UD officials: Blue tech partnership ideal for Lewes

Project would boost robotics, wind power, aquaculture
January 3, 2023

The history of Lewes cannot be written without mentioning its relationship with water, but what about its future? 

Project ABLE (Align, Build, Leverage and Expand) is developing a Blue Economy Tech Center partnership between academia, government and commercial entities. It plans to use a network of autonomous systems to develop and test other autonomous systems that are focused on addressing environmental and energy needs. The initiative hopes to promote economic development, workforce development and career training in the Lewes area. The kickoff event was held Dec. 20 at the University of Delaware’s College of Earth, Ocean and Environment. 

“The poultry industry in Delaware didn’t just happen overnight [and] the DuPont chemical industry didn’t just happen overnight,” said University of Delaware’s Arthur Trembanis. “Those came over years of sustained interest and commitment to establish all this infrastructure.”

Officials said interdisciplinary, multi-university, public and private partnerships are critical for a successful launch. Project ABLE involves researchers from universities, environmental robotics, remote sensing, mechanical engineering and coastal oceanography collaborating with commercial businesses and government agencies. Two-year funding began for the project Oct. 1.

The University of Delaware and Delaware State University, along with a few other schools, are working with commercial businesses such as Hydronalix and Liquid Robotics, and agencies like the National Oceanic and Atmospheric Administration. Their goal is to create an attractive destination for the blue economy. Trembanis said he believes Lewes is the right location, and the time to act is now. 

“We see Delaware [as] having such a unique physical location,” Trembanis said.

A blue economy is a holistic approach to capitalizing on a region’s access to water. The types of industries that could benefit from a blue economy vary according to the geographical and marine characteristics of the region. UD’s Rob Nicholson said the blue economy in Lewes would rely on three different sectors – robotics, wind power and aquaculture – but other industries could be boosted if each prospers.

Students, industry leaders and government officials gathered inside the Virden Center for a brief overview of the project before embarking on a tour of the robotics discovery lab and marine operations. Workshops led by Trembanis, Nicholson and Sagax founder Kirsten McGregor allowed participants to break out in groups and analyze various topics following the tour. McGregor discovered the majority of attendees would like experts to focus on Sussex County and workforce training. 

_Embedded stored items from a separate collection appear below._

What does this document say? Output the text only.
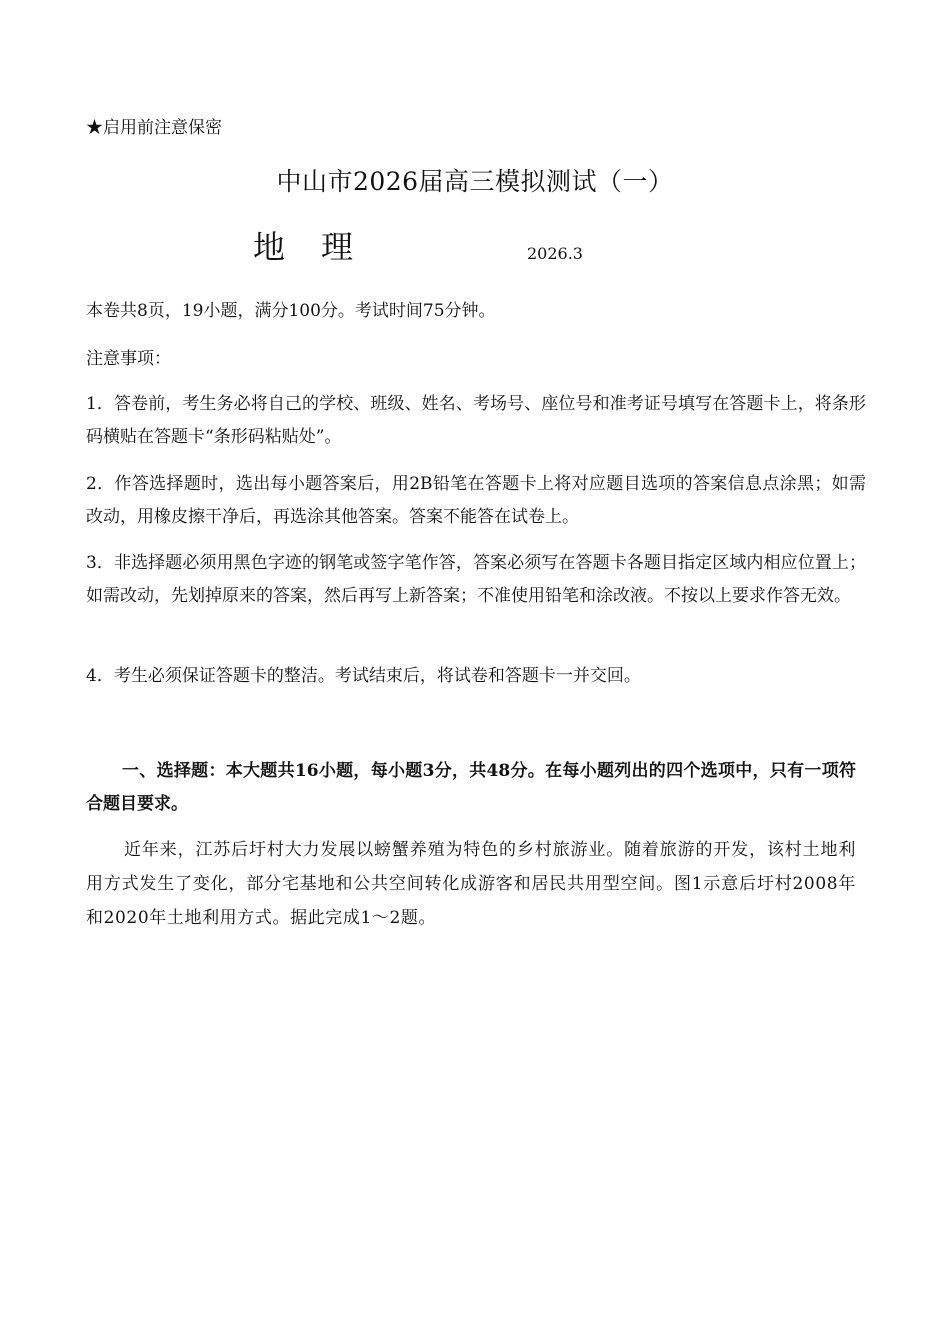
★启用前注意保密
中山市2026届高三模拟测试（一）
地理	2026.3
本卷共8页，19小题，满分100分。考试时间75分钟。
注意事项：
1．答卷前，考生务必将自己的学校、班级、姓名、考场号、座位号和准考证号填写在答题卡上，将条形码横贴在答题卡“条形码粘贴处”。
2．作答选择题时，选出每小题答案后，用2B铅笔在答题卡上将对应题目选项的答案信息点涂黑；如需改动，用橡皮擦干净后，再选涂其他答案。答案不能答在试卷上。
3．非选择题必须用黑色字迹的钢笔或签字笔作答，答案必须写在答题卡各题目指定区域内相应位置上；如需改动，先划掉原来的答案，然后再写上新答案；不准使用铅笔和涂改液。不按以上要求作答无效。
4．考生必须保证答题卡的整洁。考试结束后，将试卷和答题卡一并交回。
一、选择题：本大题共16小题，每小题3分，共48分。在每小题列出的四个选项中，只有一项符合题目要求。
近年来，江苏后圩村大力发展以螃蟹养殖为特色的乡村旅游业。随着旅游的开发，该村土地利用方式发生了变化，部分宅基地和公共空间转化成游客和居民共用型空间。图1示意后圩村2008年和2020年土地利用方式。据此完成1～2题。
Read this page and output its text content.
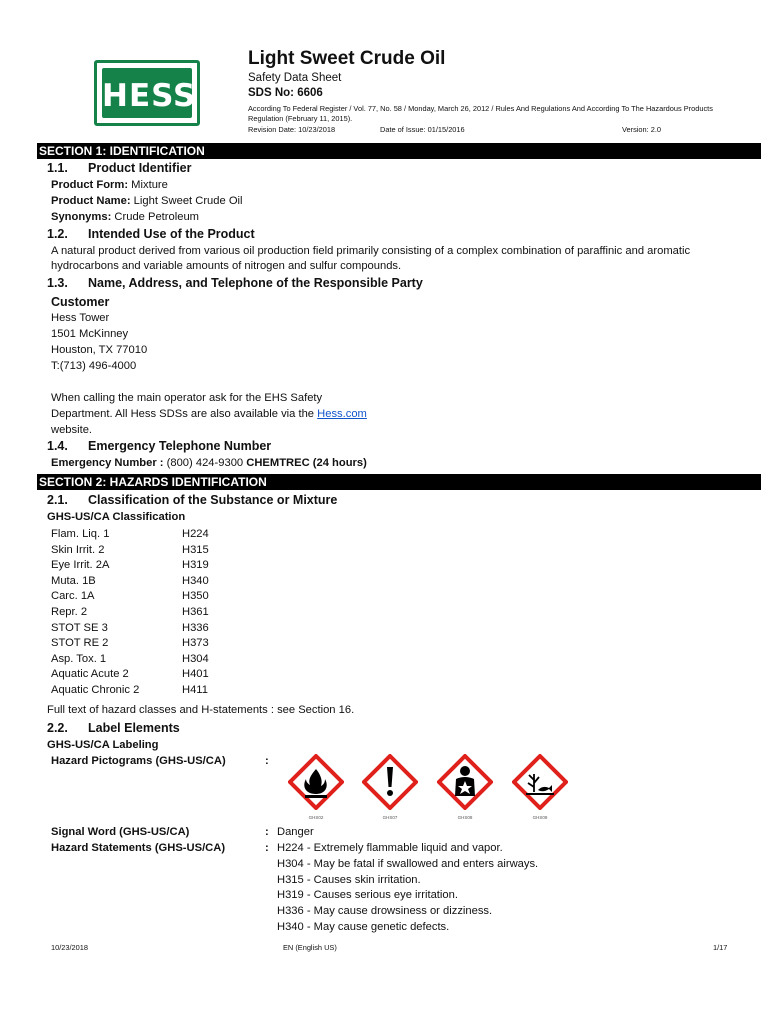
HESS
Light Sweet Crude Oil
Safety Data Sheet
SDS No: 6606
According To Federal Register / Vol. 77, No. 58 / Monday, March 26, 2012 / Rules And Regulations And According To The Hazardous Products Regulation (February 11, 2015).
Revision Date: 10/23/2018	Date of Issue: 01/15/2016	Version: 2.0
SECTION 1: IDENTIFICATION
1.1. Product Identifier
Product Form: Mixture
Product Name: Light Sweet Crude Oil
Synonyms: Crude Petroleum
1.2. Intended Use of the Product
A natural product derived from various oil production field primarily consisting of a complex combination of paraffinic and aromatic
hydrocarbons and variable amounts of nitrogen and sulfur compounds.
1.3. Name, Address, and Telephone of the Responsible Party
Customer
Hess Tower
1501 McKinney
Houston, TX 77010
T:(713) 496-4000
When calling the main operator ask for the EHS Safety
Department. All Hess SDSs are also available via the Hess.com
website.
1.4. Emergency Telephone Number
Emergency Number : (800) 424-9300 CHEMTREC (24 hours)
SECTION 2: HAZARDS IDENTIFICATION
2.1. Classification of the Substance or Mixture
GHS-US/CA Classification
Flam. Liq. 1	H224
Skin Irrit. 2	H315
Eye Irrit. 2A	H319
Muta. 1B	H340
Carc. 1A	H350
Repr. 2	H361
STOT SE 3	H336
STOT RE 2	H373
Asp. Tox. 1	H304
Aquatic Acute 2	H401
Aquatic Chronic 2	H411
Full text of hazard classes and H-statements : see Section 16.
2.2. Label Elements
GHS-US/CA Labeling
Hazard Pictograms (GHS-US/CA)	:
GHS02	GHS07	GHS08	GHS09
Signal Word (GHS-US/CA)	: Danger
Hazard Statements (GHS-US/CA)	: H224 - Extremely flammable liquid and vapor.
H304 - May be fatal if swallowed and enters airways.
H315 - Causes skin irritation.
H319 - Causes serious eye irritation.
H336 - May cause drowsiness or dizziness.
H340 - May cause genetic defects.
10/23/2018	EN (English US)	1/17
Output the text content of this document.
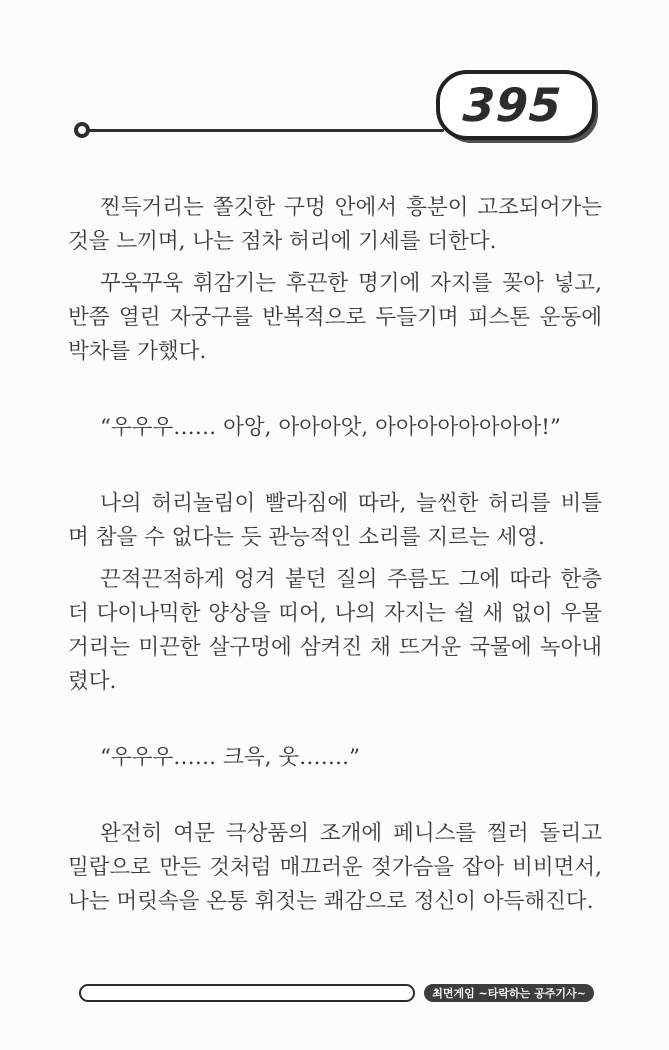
395

찐득거리는 쫄깃한 구멍 안에서 흥분이 고조되어가는 것을 느끼며, 나는 점차 허리에 기세를 더한다.

꾸욱꾸욱 휘감기는 후끈한 명기에 자지를 꽂아 넣고, 반쯤 열린 자궁구를 반복적으로 두들기며 피스톤 운동에 박차를 가했다.

“우우우…… 아앙, 아아아앗, 아아아아아아아아!”

나의 허리놀림이 빨라짐에 따라, 늘씬한 허리를 비틀며 참을 수 없다는 듯 관능적인 소리를 지르는 세영.

끈적끈적하게 엉겨 붙던 질의 주름도 그에 따라 한층 더 다이나믹한 양상을 띠어, 나의 자지는 쉴 새 없이 우물거리는 미끈한 살구멍에 삼켜진 채 뜨거운 국물에 녹아내렸다.

“우우우…… 크윽, 웃…….”

완전히 여문 극상품의 조개에 페니스를 찔러 돌리고 밀랍으로 만든 것처럼 매끄러운 젖가슴을 잡아 비비면서, 나는 머릿속을 온통 휘젓는 쾌감으로 정신이 아득해진다.

최면게임 ~타락하는 공주기사~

During the workshops, participants discussed the advantages, disadvantages and challenges within the region as they pertain to a blue economy. Workforce development and training were heavily emphasized. Manufacturing, testing and developing of technology could bring a few jobs to the area, but supporting infrastructure for those sectors could also see growth.

Ocean Infinity entered into a memorandum of understanding with the University of Delaware in 2019 that put the private company’s fleet of autonomous robots in the hands of faculty and staff at the College of Earth, Ocean and Environment. The mutually beneficial partnership is similar to what Project ABLE is attempting to establish throughout the Cape Region. The group spearheading the initiative would like Lewes to be a permanent destination for robotics companies and other sectors of the blue economy. 

Underwater robots can document and map areas of the sea floor for research and offshore wind projects. Offshore wind is a sector of the blue economy, but it relies on robotics for pertinent site information. Implementing robots instead of manned crews reduces the cost associated with an expedition. 

Further documenting the Delaware Bay and its sea floor could also benefit other industries. Oysters from the Delaware Bay are highly sought after. Delaware Bay aquaculture, farming in the water, has witnessed an increase in demand over the last few years, Nicholson said. NOAA believes the practice is an environmentally responsible source of food and commercial production that helps to create healthier habitats and is used to rebuild stocks of species. A blue economy is different from a green economy, but comes with the same emphasis on responsibility and sustainability. Watermen might be able to use researchers’ data before installing oyster farms or harvesting other types of fish.

Lewes Deputy Mayor Khalil Saliba said he believes the role the City of Lewes plays in helping foster the growth of the blue economy could be through specialized zoning. Saliba mentioned that UD’s housing on Sussex Drive could be expanded. City Manager Ann Marie Townshend said Lewes would want to help facilitate the growth of the blue economy and not be a roadblock to prosperity.